With the serial killer threat in the winds a month-and-a-half later, Marco Ruiz (Demian Bichir) is still dealing with this devastation that said cereal-killa has brought to his life. C’mon man! We want our badass cop back in the game! He and now former partner and El Paso police officer, Sonya Cross (Diane Kruger), are still not working together as she continues to focus on the incarcerated felon that murdered her sister. Meanwhile, in the oddest journalistic pairing ever, reporter Daniel Frye (Matthew Lillard) and Adriana Mendez (Emily Rios) are fully trying to uncover clues from The House of (Drug) Lord money found last season.
As much as I enjoy how all of the characters revolve around one particular story, I love even more that The Bridge isn’t attempting to duplicate the same idea. Kruger and Bichir both appear to lose the ability to function in the real world without their jobs to distract them. Better yet, the addition of the coolly venomous Eleanor Nacht (Franka Potente from The Bourne Identity/Conspriracy) — whose role I will not give away — is a vicious enigma…
To summarize the Season 2 premiere, The Bridge progresses like time has barely passed, and that’s with flipping the formula right upon side its head.
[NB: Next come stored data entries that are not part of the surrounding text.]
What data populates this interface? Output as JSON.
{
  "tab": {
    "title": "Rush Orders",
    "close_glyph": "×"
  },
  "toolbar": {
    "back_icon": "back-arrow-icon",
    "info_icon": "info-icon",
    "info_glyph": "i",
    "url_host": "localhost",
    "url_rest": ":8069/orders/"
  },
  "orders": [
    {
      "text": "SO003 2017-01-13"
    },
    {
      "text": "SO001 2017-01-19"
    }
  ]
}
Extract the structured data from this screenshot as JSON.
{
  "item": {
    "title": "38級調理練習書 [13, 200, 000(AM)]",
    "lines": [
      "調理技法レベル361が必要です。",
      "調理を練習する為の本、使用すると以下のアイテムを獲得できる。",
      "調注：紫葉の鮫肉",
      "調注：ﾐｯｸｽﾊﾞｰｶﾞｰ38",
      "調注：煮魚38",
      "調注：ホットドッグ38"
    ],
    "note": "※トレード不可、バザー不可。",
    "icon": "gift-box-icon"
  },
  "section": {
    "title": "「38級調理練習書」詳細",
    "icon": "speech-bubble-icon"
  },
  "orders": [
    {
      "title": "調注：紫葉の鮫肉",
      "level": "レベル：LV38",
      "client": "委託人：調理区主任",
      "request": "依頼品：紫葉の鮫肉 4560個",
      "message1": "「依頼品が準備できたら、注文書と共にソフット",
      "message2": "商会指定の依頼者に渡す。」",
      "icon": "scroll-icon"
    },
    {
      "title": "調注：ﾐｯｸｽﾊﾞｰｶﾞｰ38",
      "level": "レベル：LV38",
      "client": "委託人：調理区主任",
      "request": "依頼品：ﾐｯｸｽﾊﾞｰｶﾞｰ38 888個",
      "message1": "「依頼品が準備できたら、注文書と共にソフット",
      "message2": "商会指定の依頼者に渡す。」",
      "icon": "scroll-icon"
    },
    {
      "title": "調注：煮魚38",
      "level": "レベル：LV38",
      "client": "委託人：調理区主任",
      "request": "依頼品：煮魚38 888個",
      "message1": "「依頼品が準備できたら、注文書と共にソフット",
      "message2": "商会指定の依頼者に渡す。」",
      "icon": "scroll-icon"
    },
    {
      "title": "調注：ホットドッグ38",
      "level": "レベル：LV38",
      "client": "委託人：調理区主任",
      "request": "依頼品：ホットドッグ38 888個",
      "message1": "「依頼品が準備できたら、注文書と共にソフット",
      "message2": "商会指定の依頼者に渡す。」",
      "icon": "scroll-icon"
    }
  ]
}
If you miss this treat, you should be slapped right upon the side of your head too.
The Bridge returns to FX on Wednesday, July 9.
Season 1 Premiere
After spending some time south of the border, FX now takes us to the Middle East for their newest series.
The drama centers on Bassam “Barry” Al-Fayeed (Adam Rayner), who lives in America with his wife, Molly (Jennifer Finnigan), and their children, Emma and Sammy (Anne Winters and Noah Silver), but has come back to Homeland for the first time in 20-years — due to a haunted past as the son of dictator Khaled Al-Fayeed (Nasser Faris). Cue up the Persian remix of “The Godfather” theme.
Through many brief flashbacks we get a glimpse of the brutal examples Barry witnessed as a child of his father’s rule. So why did this guy come back?! I guess this guy really wants to get away from the Kardashian’s…
While Tyrant introduces many subplots, such as one powder keg of excitement focused on Barry’s brother Jamal (Ashraf Barhom), the entire show is based on Barry coming back and I’m so not convinced as to why he does. He clearly has no interest in connecting with his family and can’t wait to leave, yet…he’s there. And as great of an actress as Finnigan is, her constant needling of him to explain his love and reason for distance makes me wonder how they ever got married in the first place.
Isn’t it obvious that she could’ve just Googled his father and found out how he’s a pretty horrible man? And since we are set in the Middle East, how is it that everyone speaks English? In all, this makes the scenes especially without the family feel inauthentic. How do they get it right with The Bridge with the Spanish language, but here it doesn’t matter?
Tyrant airs every Tuesday night at 10pm on FX.